The week began with markets bracing for volatility ahead of the Trump administration’s self-imposed July 9 deadline for U.S. trading partners to agree to bilateral trade deals. However, the deadline passed quietly after President Trump postponed it, setting a new implementation date of August 1 for the broad-scale international tariffs. Trump also announced a 50% tariff on imported copper to go along with his current 50% tariffs on steel and aluminum and a 25% levy on imported cars. On Wednesday, Trump added a 50% tax on all imports from Brazil, a 30% rate for Algeria, Libya, Iraq and Sri Lanka, 25% duties on Brunei and Moldova and a 20% tariff on goods from the Philippines. Trump also announced the possibility of a 200% tariff on imported pharmaceuticals. The litany of tariff moves did little to disrupt markets with equities rising over the course of the week and a measure of Treasury market volatility reaching its lowest level since 2022.

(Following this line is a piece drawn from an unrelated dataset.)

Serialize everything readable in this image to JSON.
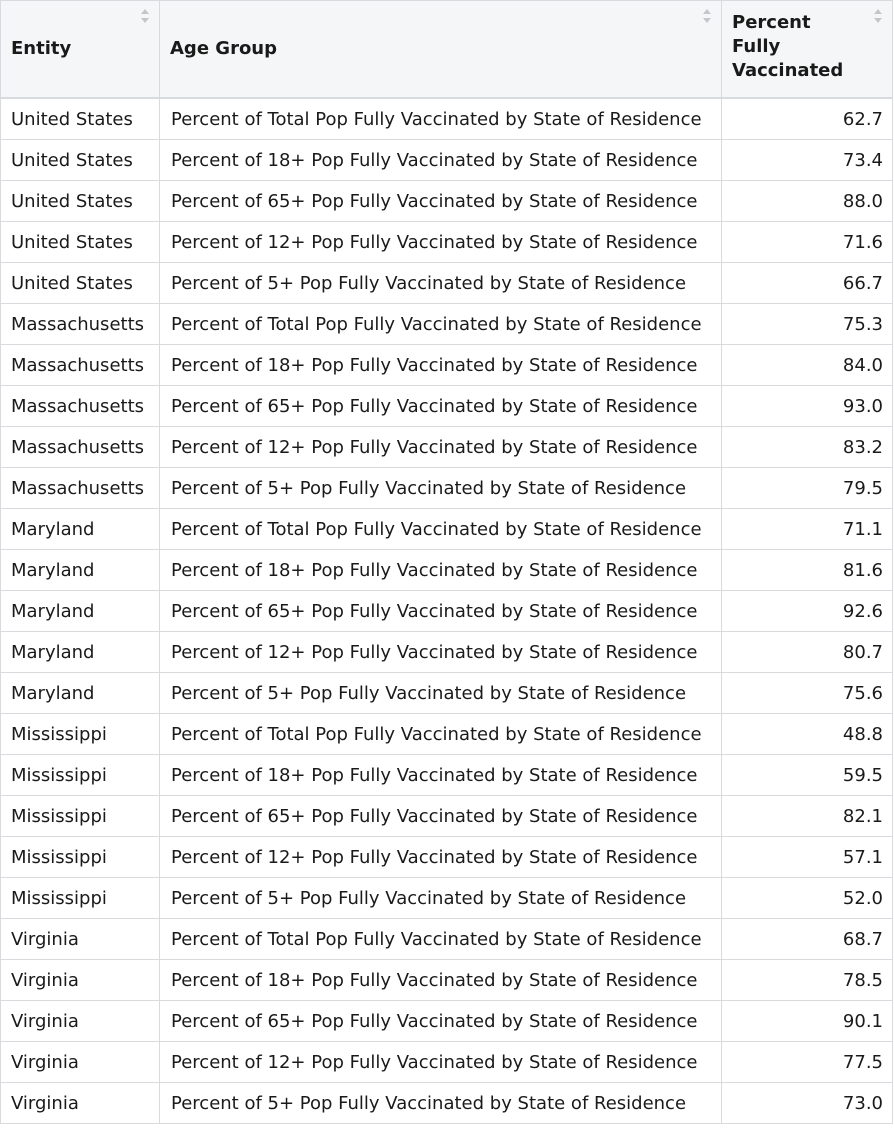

Minutes from the June FOMC meeting were released this week and showed a growing divide between members on the economic outlook going forward. With respect to future rate cuts, 10 of the 19 officials are still pricing in two cuts by year-end, seven projecting no cuts at all and two members predicting one cut this year. On trade, “Participants judged that uncertainty about the outlook was elevated amid evolving developments in trade policy, other government policies and geopolitical risks, but overall uncertainty had diminished since the previous meeting.” Overall, members agreed that “some reduction” in the Fed Funds rate would likely be appropriate by year-end, but the macro-level stability of the U.S. economy gives them room to be patient.
KEY INDICATORS THIS WEEK
Housing- A realtor.com report showed home de-listings jumped 47% in May from a year earlier. YTD listings are up 35% from last year, while inventory was up 28% for the same period. De-listings also outpaced new listings with 13 homes de-listed for every 100 new listings, up from 10 per 100 in 2023 and 2024 and six per 100 in 2022. Record levels of home equity appear to have homeowners’ hands tied as they hold out for their preferred prices.